Variable costs can change, depending on the number of products made. Variable costs include labor costs, raw materials, and more. Keep in mind all the costs necessary for product fulfillment and calculate them accordingly.
Decide on the Pricing Strategy
This is where our pricing strategy guide comes in handy. When picking the right strategy for your products, consider the above-mentioned factors, including costs and where you plan to sell. Businesses have to adjust their pricing strategies in time, as they grow and expand within the industry.
Take into consideration all the above-listed pros and cons of each pricing strategy. Evaluate their use, applicability, and whether it’s the right one for your business. Keep in mind the costs, profit margins, competitors, current market trends and demand, and most importantly the consumers, as they are the ones who fuel your business and generate profits.
Beginners and small businesses need time to assess the true product value in the market. To reach success in the long run, merchants need to monitor sales and see if the assigned price matches what consumers are willing to pay. There might be a need to lower or raise prices to keep up with demand.

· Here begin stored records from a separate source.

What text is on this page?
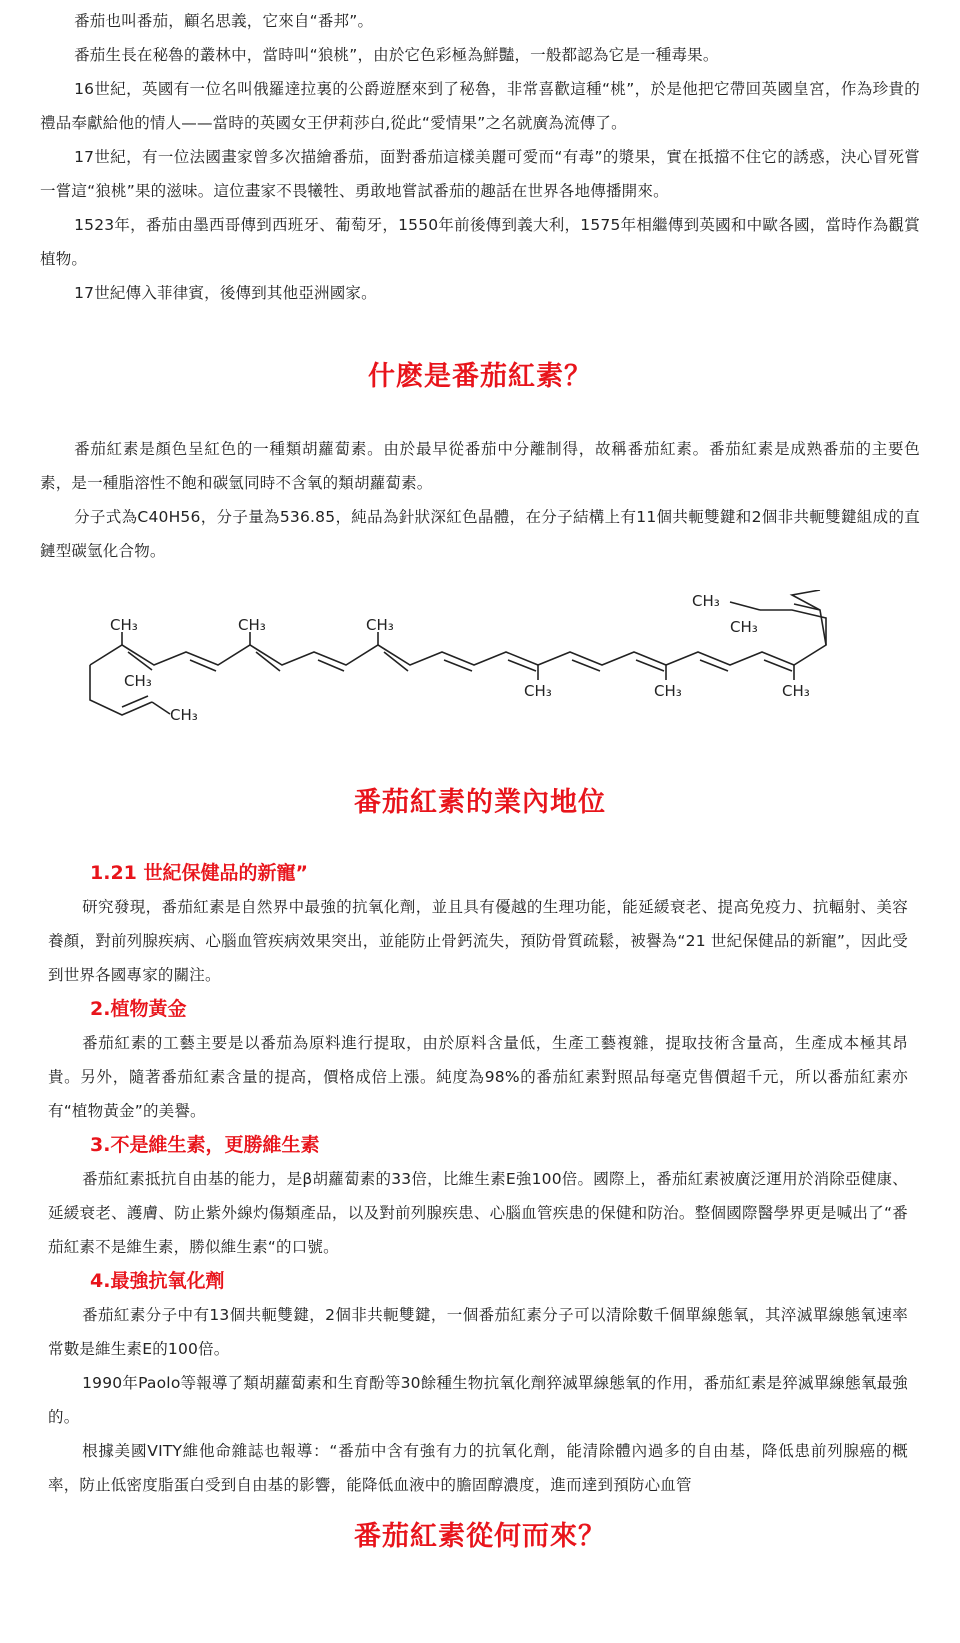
番茄也叫番茄，顧名思義，它來自“番邦”。

番茄生長在秘魯的叢林中，當時叫“狼桃”，由於它色彩極為鮮豔，一般都認為它是一種毒果。

16世紀，英國有一位名叫俄羅達拉裏的公爵遊歷來到了秘魯，非常喜歡這種“桃”，於是他把它帶回英國皇宮，作為珍貴的禮品奉獻給他的情人——當時的英國女王伊莉莎白,從此“愛情果”之名就廣為流傳了。

17世紀，有一位法國畫家曾多次描繪番茄，面對番茄這樣美麗可愛而“有毒”的漿果，實在抵擋不住它的誘惑，決心冒死嘗一嘗這“狼桃”果的滋味。這位畫家不畏犧牲、勇敢地嘗試番茄的趣話在世界各地傳播開來。

1523年，番茄由墨西哥傳到西班牙、葡萄牙，1550年前後傳到義大利，1575年相繼傳到英國和中歐各國，當時作為觀賞植物。

17世紀傳入菲律賓，後傳到其他亞洲國家。

什麽是番茄紅素？

番茄紅素是顏色呈紅色的一種類胡蘿蔔素。由於最早從番茄中分離制得，故稱番茄紅素。番茄紅素是成熟番茄的主要色素，是一種脂溶性不飽和碳氫同時不含氧的類胡蘿蔔素。

分子式為C40H56，分子量為536.85，純品為針狀深紅色晶體，在分子結構上有11個共軛雙鍵和2個非共軛雙鍵組成的直鏈型碳氫化合物。

CH₃	CH₃	CH₃
CH₃	CH₃	CH₃
CH₃
CH₃
CH₃
CH₃
番茄紅素的業內地位
1.21 世紀保健品的新寵”

研究發現，番茄紅素是自然界中最強的抗氧化劑，並且具有優越的生理功能，能延緩衰老、提高免疫力、抗輻射、美容養顏，對前列腺疾病、心腦血管疾病效果突出，並能防止骨鈣流失，預防骨質疏鬆，被譽為“21 世紀保健品的新寵”，因此受到世界各國專家的關注。

2.植物黃金

番茄紅素的工藝主要是以番茄為原料進行提取，由於原料含量低，生產工藝複雜，提取技術含量高，生產成本極其昂貴。另外，隨著番茄紅素含量的提高，價格成倍上漲。純度為98%的番茄紅素對照品每毫克售價超千元，所以番茄紅素亦有“植物黃金”的美譽。

3.不是維生素，更勝維生素

番茄紅素抵抗自由基的能力，是β胡蘿蔔素的33倍，比維生素E強100倍。國際上，番茄紅素被廣泛運用於消除亞健康、延緩衰老、護膚、防止紫外線灼傷類產品，以及對前列腺疾患、心腦血管疾患的保健和防治。整個國際醫學界更是喊出了“番茄紅素不是維生素，勝似維生素“的口號。

4.最強抗氧化劑

番茄紅素分子中有13個共軛雙鍵，2個非共軛雙鍵，一個番茄紅素分子可以清除數千個單線態氧，其淬滅單線態氧速率常數是維生素E的100倍。

1990年Paolo等報導了類胡蘿蔔素和生育酚等30餘種生物抗氧化劑猝滅單線態氧的作用，番茄紅素是猝滅單線態氧最強的。

根據美國VITY維他命雜誌也報導：“番茄中含有強有力的抗氧化劑，能清除體內過多的自由基，降低患前列腺癌的概率，防止低密度脂蛋白受到自由基的影響，能降低血液中的膽固醇濃度，進而達到預防心血管

番茄紅素從何而來？
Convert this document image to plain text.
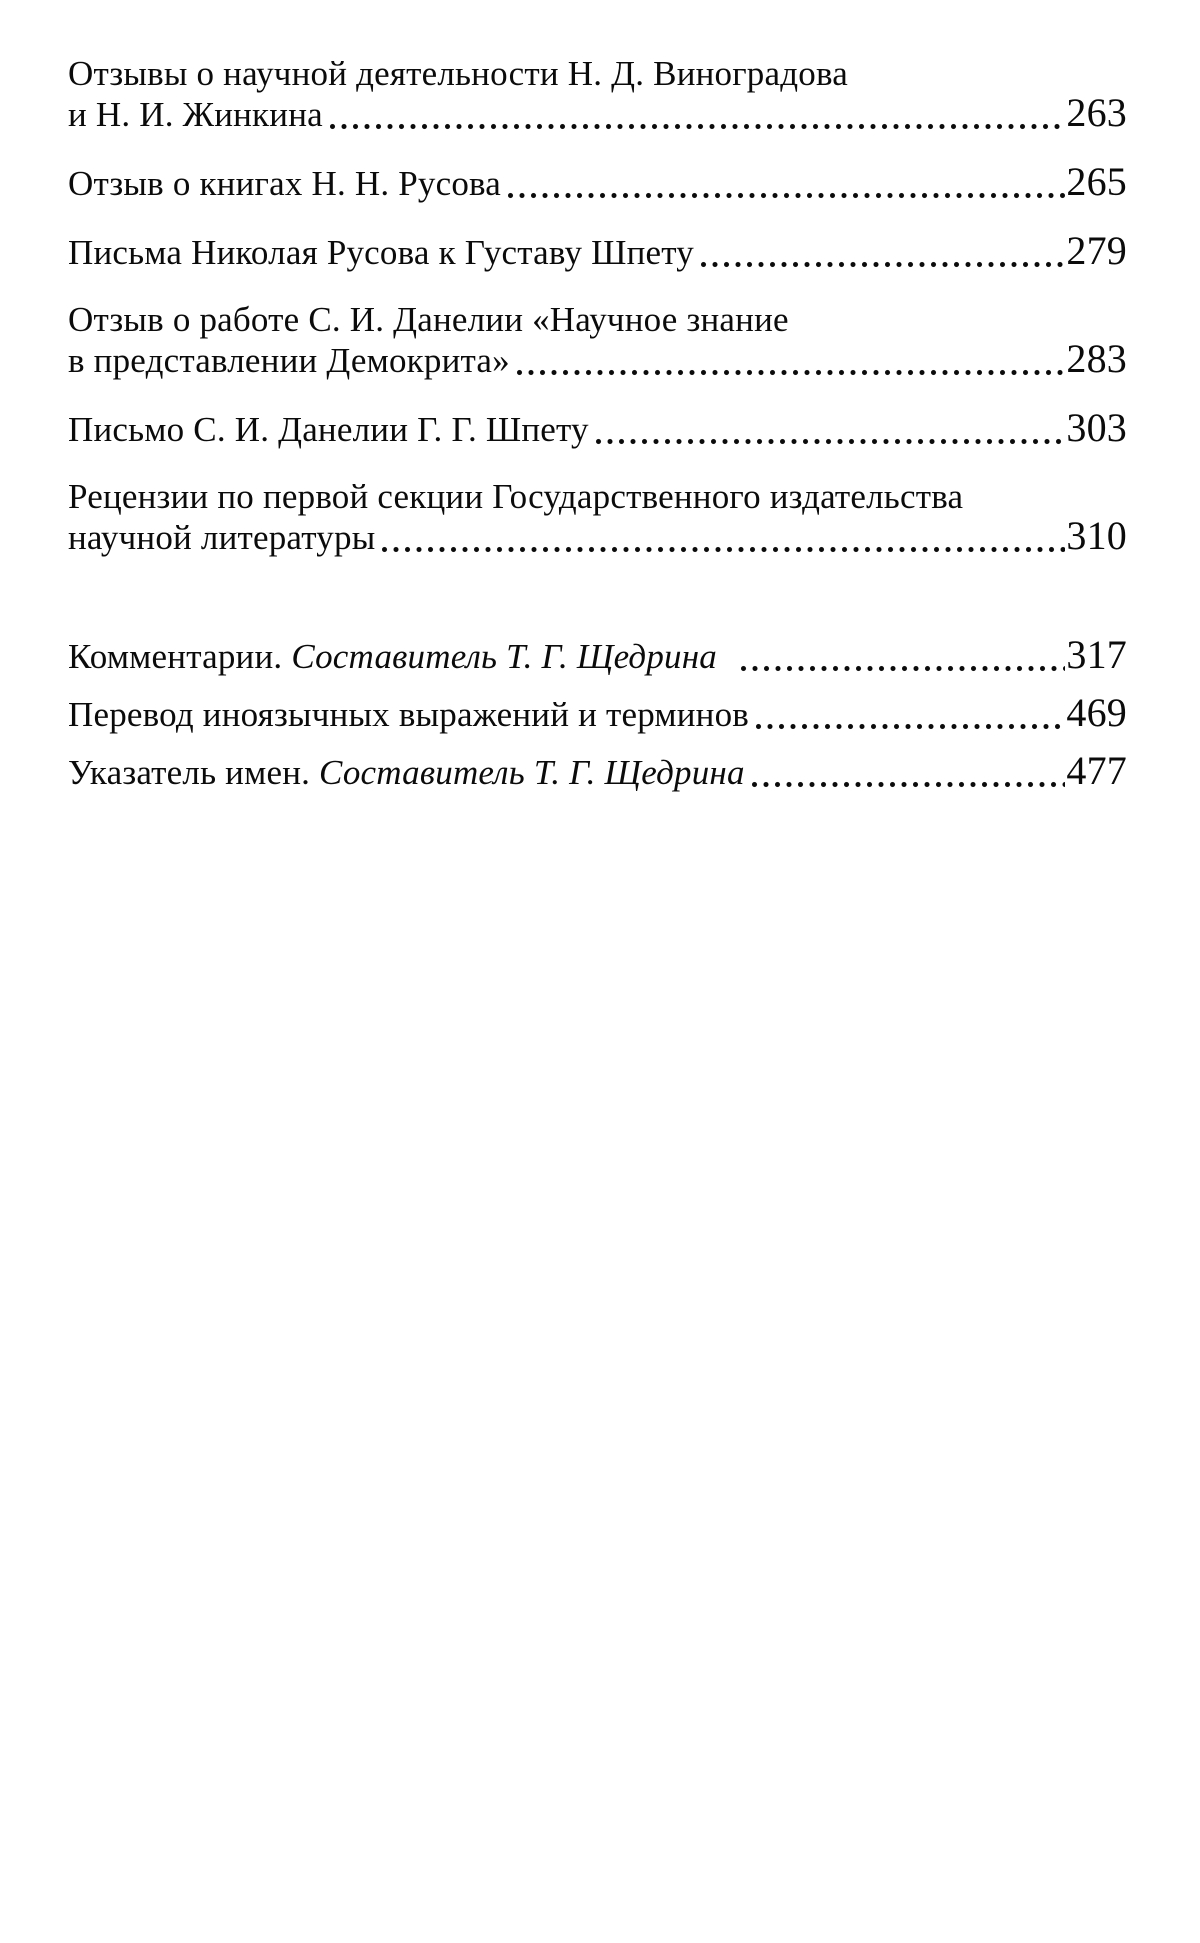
Отзывы о научной деятельности Н. Д. Виноградова
и Н. И. Жинкина	263
Отзыв о книгах Н. Н. Русова	265
Письма Николая Русова к Густаву Шпету	279
Отзыв о работе С. И. Данелии «Научное знание
в представлении Демокрита»	283
Письмо С. И. Данелии Г. Г. Шпету	303
Рецензии по первой секции Государственного издательства
научной литературы	310
Комментарии. Составитель Т. Г. Щедрина	317
Перевод иноязычных выражений и терминов	469
Указатель имен. Составитель Т. Г. Щедрина	477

To establish a reliable customer base, you need to keep up with market trends. Pay attention to competitor prices, but, most importantly, to the customers. By continually addressing their needs and maintaining the necessary cash flow, your product will have a healthy and successful lifespan.
Product pricing means choosing the best pricing strategy for your business. Drive sales and maximize profit margins with the right approach for your products.
Start by listing all the costs that go into making products. Study the market and research the competition. Once it’s done, pick the pricing strategy accordingly and watch your business thrive.
Use this guide to learn about the most important factors for price setting, different types of pricing strategies, their pros, cons, and calculations. Price your products smart to succeed.